Das Ehepaar Annie (Rachel McAdams, "Alles eine Frage der Zeit") und Max (Jason Bateman, "Kill the Boss") ist verrückt
nach Spielen – nicht verwunderlich, lernten sie sich doch bei einem Kneipen-Quiz
kennen und seitdem haben Spiele eigentlich bei allen wichtigen Ereignissen bis hin zur Hochzeit eine Rolle gespielt. Ihre besten
Freunde – die seit ihrer Jugend liierten Kevin (Lamorne Norris, "Barbershop: The
Next Cut") und Michelle (Kylie Bunbury, TV-Serie
"Under the Dome") sowie der etwas einfältige Ryan (Billy Magnussen, "Into the Woods"), der in jeder Woche mit einer neuen "Freundin" auftaucht
– sind zwar nicht ganz so wild auf die Spiele (und vor allem nicht so
ehrgeizig), machen aber bereitwillig beim wöchentlichen Spieleabend
mit. Als nach längerem Auslandsaufenthalt Max' älterer und sehr wohlhabender
Bruder Brooks (Kyle Chandler, "Carol") zu Besuch kommt, ist Max wenig
begeistert, wurde er doch schon immer von Brooks übertrumpft. Dieses Mal
scheint das nicht anders zu laufen, denn Brooks richtet den nächsten
Spieleabend in seinem prachtvollen Haus aus und gibt sich mächtig Mühe: Er läßt eine Entführung inszenieren, nach der die verbliebenen
Freunde den Hinweisen nachgehen müssen, um das Opfer zu retten. Tatsächlich
wird Brooks entführt und alle sind begeistert, wie realistisch das
wirkt – daß es sich gar nicht um die Fake-Entführer handelt, sondern um echte
Gangster, die Brooks kidnappen, bemerken sie nicht …
Kritik:
Man mag es kaum glauben, aber es ist tatsächlich so: Die
Hollywood-Komödie befindet sich in einer ernsthaften Krise. Während in
Deutschland, Frankreich, Spanien oder auch China lokale Komödien regelmäßig zu den erfolgreichsten
Produktionen zählen, findet sich beispielsweise in den
US-amerikanischen Jahrescharts 2017 die erste Realfilm-Komödie
erst auf Platz 26 ("Girls Trip").
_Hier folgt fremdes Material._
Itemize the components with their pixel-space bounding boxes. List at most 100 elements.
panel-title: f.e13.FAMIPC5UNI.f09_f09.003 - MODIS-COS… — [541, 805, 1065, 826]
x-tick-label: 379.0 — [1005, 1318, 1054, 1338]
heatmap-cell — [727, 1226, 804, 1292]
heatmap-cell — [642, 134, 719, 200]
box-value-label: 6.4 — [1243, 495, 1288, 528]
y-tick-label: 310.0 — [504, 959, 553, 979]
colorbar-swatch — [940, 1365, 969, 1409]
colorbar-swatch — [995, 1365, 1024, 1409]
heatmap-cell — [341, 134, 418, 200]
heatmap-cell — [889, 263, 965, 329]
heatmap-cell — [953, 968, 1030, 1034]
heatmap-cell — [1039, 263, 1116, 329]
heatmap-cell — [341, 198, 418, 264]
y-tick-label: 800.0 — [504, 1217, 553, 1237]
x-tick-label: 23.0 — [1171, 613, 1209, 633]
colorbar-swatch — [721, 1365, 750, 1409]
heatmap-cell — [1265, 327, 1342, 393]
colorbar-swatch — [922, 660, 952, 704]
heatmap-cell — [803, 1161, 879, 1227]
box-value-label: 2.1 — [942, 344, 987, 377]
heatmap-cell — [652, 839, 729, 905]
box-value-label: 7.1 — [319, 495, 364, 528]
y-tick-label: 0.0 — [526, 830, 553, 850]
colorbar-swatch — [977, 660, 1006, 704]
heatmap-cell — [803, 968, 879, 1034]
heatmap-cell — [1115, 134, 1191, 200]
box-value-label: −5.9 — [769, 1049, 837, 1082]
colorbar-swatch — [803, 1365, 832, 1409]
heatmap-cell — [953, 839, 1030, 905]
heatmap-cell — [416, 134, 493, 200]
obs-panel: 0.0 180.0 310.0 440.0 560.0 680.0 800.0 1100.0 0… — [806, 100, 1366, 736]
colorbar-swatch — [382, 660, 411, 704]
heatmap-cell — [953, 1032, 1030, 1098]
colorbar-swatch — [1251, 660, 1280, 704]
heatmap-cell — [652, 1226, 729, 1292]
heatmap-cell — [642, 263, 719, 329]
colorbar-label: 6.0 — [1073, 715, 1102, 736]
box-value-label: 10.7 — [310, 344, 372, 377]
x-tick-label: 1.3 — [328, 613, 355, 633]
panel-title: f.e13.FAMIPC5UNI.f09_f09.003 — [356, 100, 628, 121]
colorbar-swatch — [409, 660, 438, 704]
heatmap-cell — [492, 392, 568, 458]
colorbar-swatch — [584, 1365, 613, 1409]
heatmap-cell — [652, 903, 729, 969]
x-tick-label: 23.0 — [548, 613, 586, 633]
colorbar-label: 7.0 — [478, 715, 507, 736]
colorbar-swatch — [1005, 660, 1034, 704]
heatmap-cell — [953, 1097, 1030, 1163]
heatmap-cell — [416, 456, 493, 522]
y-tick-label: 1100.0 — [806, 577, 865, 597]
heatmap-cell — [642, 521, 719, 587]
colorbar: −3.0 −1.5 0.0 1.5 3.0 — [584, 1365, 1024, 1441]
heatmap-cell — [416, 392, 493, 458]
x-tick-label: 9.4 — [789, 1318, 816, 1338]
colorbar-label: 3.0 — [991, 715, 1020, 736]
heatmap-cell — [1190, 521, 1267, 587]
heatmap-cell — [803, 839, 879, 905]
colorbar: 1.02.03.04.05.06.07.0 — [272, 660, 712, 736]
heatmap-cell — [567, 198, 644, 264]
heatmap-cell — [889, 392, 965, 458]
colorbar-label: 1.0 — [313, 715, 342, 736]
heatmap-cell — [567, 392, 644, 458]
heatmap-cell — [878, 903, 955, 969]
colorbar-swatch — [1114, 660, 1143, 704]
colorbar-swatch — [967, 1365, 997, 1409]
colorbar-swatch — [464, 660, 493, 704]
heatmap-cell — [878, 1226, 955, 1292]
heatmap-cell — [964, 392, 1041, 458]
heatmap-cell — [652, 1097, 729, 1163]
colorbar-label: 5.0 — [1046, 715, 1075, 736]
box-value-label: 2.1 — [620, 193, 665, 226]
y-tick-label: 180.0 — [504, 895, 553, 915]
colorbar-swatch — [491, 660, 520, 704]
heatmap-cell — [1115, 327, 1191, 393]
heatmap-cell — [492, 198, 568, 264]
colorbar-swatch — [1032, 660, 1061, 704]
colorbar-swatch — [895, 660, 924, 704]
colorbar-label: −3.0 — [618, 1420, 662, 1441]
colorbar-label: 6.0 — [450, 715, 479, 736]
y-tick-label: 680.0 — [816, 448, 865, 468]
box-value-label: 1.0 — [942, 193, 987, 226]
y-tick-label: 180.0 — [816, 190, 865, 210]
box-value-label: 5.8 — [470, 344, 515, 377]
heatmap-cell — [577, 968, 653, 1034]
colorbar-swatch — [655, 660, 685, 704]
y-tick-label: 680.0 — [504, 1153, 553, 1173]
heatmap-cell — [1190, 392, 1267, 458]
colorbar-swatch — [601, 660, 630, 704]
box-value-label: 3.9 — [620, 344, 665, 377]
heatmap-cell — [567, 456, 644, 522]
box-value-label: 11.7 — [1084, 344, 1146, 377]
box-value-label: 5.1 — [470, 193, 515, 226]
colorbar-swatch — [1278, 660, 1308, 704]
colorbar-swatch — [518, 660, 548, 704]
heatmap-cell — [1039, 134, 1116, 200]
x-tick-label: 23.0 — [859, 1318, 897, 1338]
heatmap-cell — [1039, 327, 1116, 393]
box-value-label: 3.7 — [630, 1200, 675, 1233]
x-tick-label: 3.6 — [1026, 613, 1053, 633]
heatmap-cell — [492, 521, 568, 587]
Natürlich kann man argumentieren,
daß auch "Jumanji 2" (Rang 4), "Guardians of the Galaxy 2"
(5) oder "Get Out" (15) stark komödianisch geprägt sind, aber in
erster Linie zählen sie doch zu anderen Genres (Action-Abenteuer, SciFi
respektive Horrorsatire) und sind keine klassischen Komödien. Und 2017 war bestimmt keine Ausnahme, spätestens seit
dem Ende der "Hangover"-Trilogie tun sich Komödien in Nordamerika
ungewöhnlich schwer – dabei galt doch immer, daß Kinozuschauer in politisch
dunklen Zeiten Filme bevorzugen, in denen man durch viele Lacher von der Realität abgelenkt wird. Die Hollywood-Komödienkrise hat vielfältige
Ursachen, zu denen die erstarkende Streaming-Konkurrenz (Netflix gelang es ja,
den einstigen Kinokomödien-Hitgaranten Adam Sandler durch einen langfristigen
Vertrag an sich zu binden) ebenso zählt wie ein verändertes Kinoverhalten der
jungen Generationen (die sich oft nur noch durch spektakuläre Highlights in die
Multiplex-Kinocenter locken lassen) und eine strukturelle Veränderung der Branche,
bei der zwischen sündteuren Großproduktionen und kleinen Indie-Filmen die
Mittelware immer stärker wegbricht; und das trifft neben Thrillern eben vor
allem Komödien. Zu den wenigen verläßlichen Komödienexperten zählt das Autoren-
und Regieduo John Francis Daley und Jonathan Goldstein, das 2011 mit "Kill
the Boss" seinen Durchbruch schaffte und seitdem dem Genre weitgehend treu
blieb. So auch mit "Game Night", einem Film, dessen Prämisse nicht
wirklich neu ist und der sich im Prinzip sehr ähnlich anfühlt wie viele andere
Hollywood-Komödien der letzten Jahre ("Wir sind die Millers",
"Bad Neighbors"), aber durchgehend gut unterhält.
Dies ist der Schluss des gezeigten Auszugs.